Mapping this on the CSV, for example, turns the first row into the following RDF:

<http://www.iana.org/assignments/link-relations/about> rdfs:label "about@en";
  rdfs:comment "Refers to a resource that is the subject of the link's context."@en;
  rdf:type rdf:Property .

Within the RDF.rb tool chain, this allows the use of RDF::Vocab::IANA.about to refer to this property definition. The reasoner knows it’s a property, because it’s type if rdf:Property. The completely transformed CSV can be found here.

The group has just released new working drafts for Model for Tabular Data and the Metadata Format, along with CSV2RDF and CSV2JSON.

An implementation in Ruby

My method for working on specifications is to develop code implementing these specifications as they are being developed. This, of necessity, means that there is a lot of work (and re-work) as the details are being worked out, but I view it as a necessary part of spec development to ensure that the result can be implemented. In this case, this is embodied in the rdf-tabular gem, which implements the Model for Tabular Data and Metadata Format as well as both CSV2RDF and CSV2JSON and much of the validation required for these to work. As is true for all RDF.rb gems, this is available in the public domain (Unlicense) and is freely usable by anyone wishing to get a start on their own implementation.

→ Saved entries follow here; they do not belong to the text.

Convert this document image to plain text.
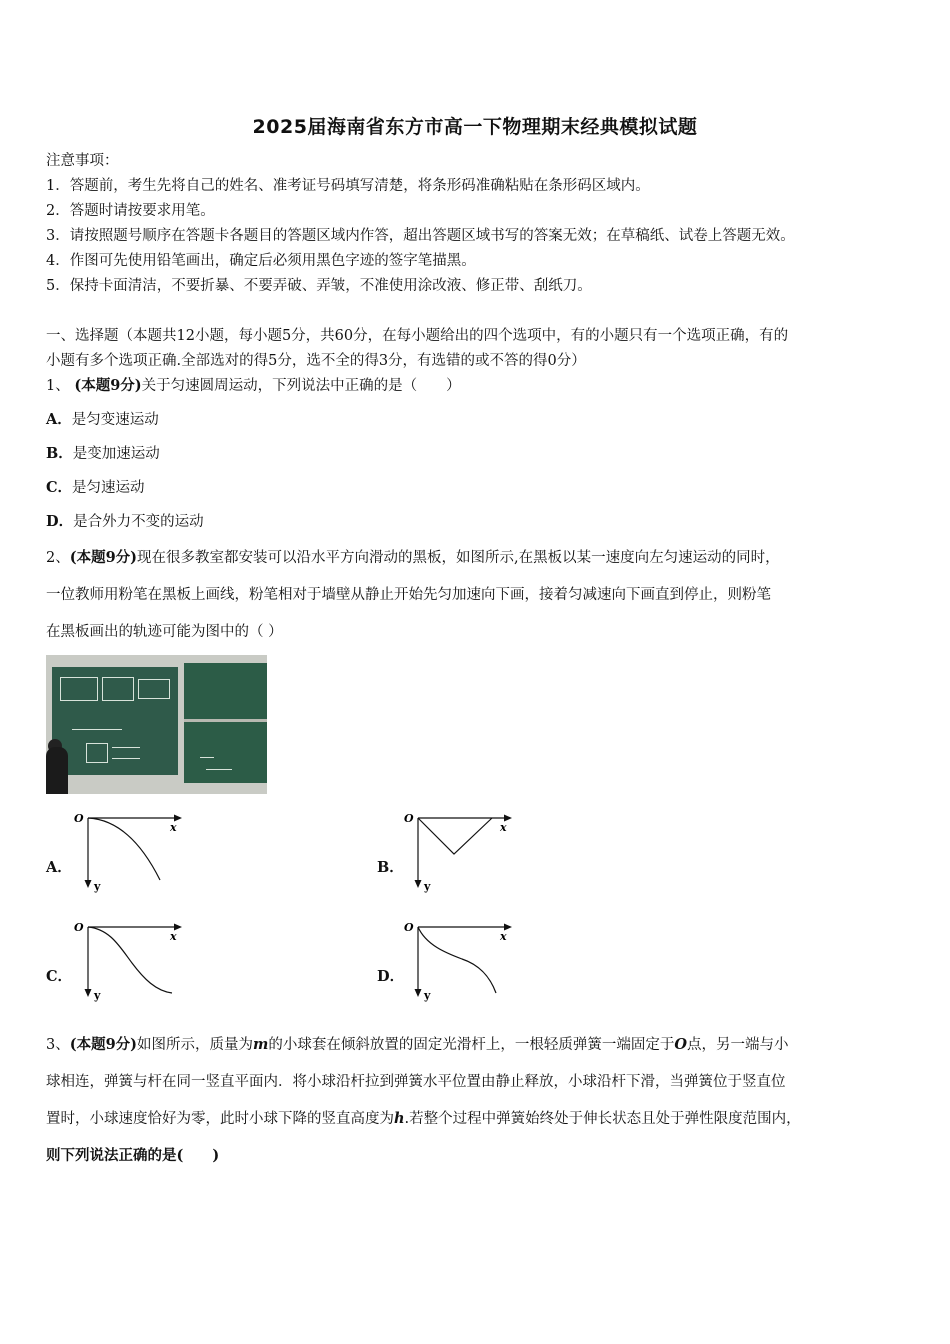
2025届海南省东方市高一下物理期末经典模拟试题
注意事项：
1．答题前，考生先将自己的姓名、准考证号码填写清楚，将条形码准确粘贴在条形码区域内。
2．答题时请按要求用笔。
3．请按照题号顺序在答题卡各题目的答题区域内作答，超出答题区域书写的答案无效；在草稿纸、试卷上答题无效。
4．作图可先使用铅笔画出，确定后必须用黑色字迹的签字笔描黑。
5．保持卡面清洁，不要折暴、不要弄破、弄皱，不准使用涂改液、修正带、刮纸刀。
一、选择题（本题共12小题，每小题5分，共60分，在每小题给出的四个选项中，有的小题只有一个选项正确，有的
小题有多个选项正确.全部选对的得5分，选不全的得3分，有选错的或不答的得0分）
1、 (本题9分)关于匀速圆周运动，下列说法中正确的是（　　）
A．是匀变速运动
B．是变加速运动
C．是匀速运动
D．是合外力不变的运动
2、(本题9分)现在很多教室都安装可以沿水平方向滑动的黑板，如图所示,在黑板以某一速度向左匀速运动的同时，
一位教师用粉笔在黑板上画线，粉笔相对于墙壁从静止开始先匀加速向下画，接着匀减速向下画直到停止，则粉笔
在黑板画出的轨迹可能为图中的（ ）
A．	B．
C．	D．
O
x
y
O
x
y
O
x
y
O
x
y
3、(本题9分)如图所示，质量为m的小球套在倾斜放置的固定光滑杆上，一根轻质弹簧一端固定于O点，另一端与小
球相连，弹簧与杆在同一竖直平面内．将小球沿杆拉到弹簧水平位置由静止释放，小球沿杆下滑，当弹簧位于竖直位
置时，小球速度恰好为零，此时小球下降的竖直高度为h.若整个过程中弹簧始终处于伸长状态且处于弹性限度范围内，
则下列说法正确的是(　　)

You can try this out on my RDF Distiller, or using the Structured Data Linter.

Test Suite

With updated working drafts, the next phase of the CSVW Working Group will be to develop more tests. There is already a fair Test Suite available which probes various corner-cases of validating and converting tabular data. There are already over 80 tests defined, and more will be forthcoming in the coming weeks and months. (Disclaimer, these tests have yet to be accepted by the WG).

A forthcoming blog entry will delve into the basis of a simple implementation, and what it takes to completely conform to the specification.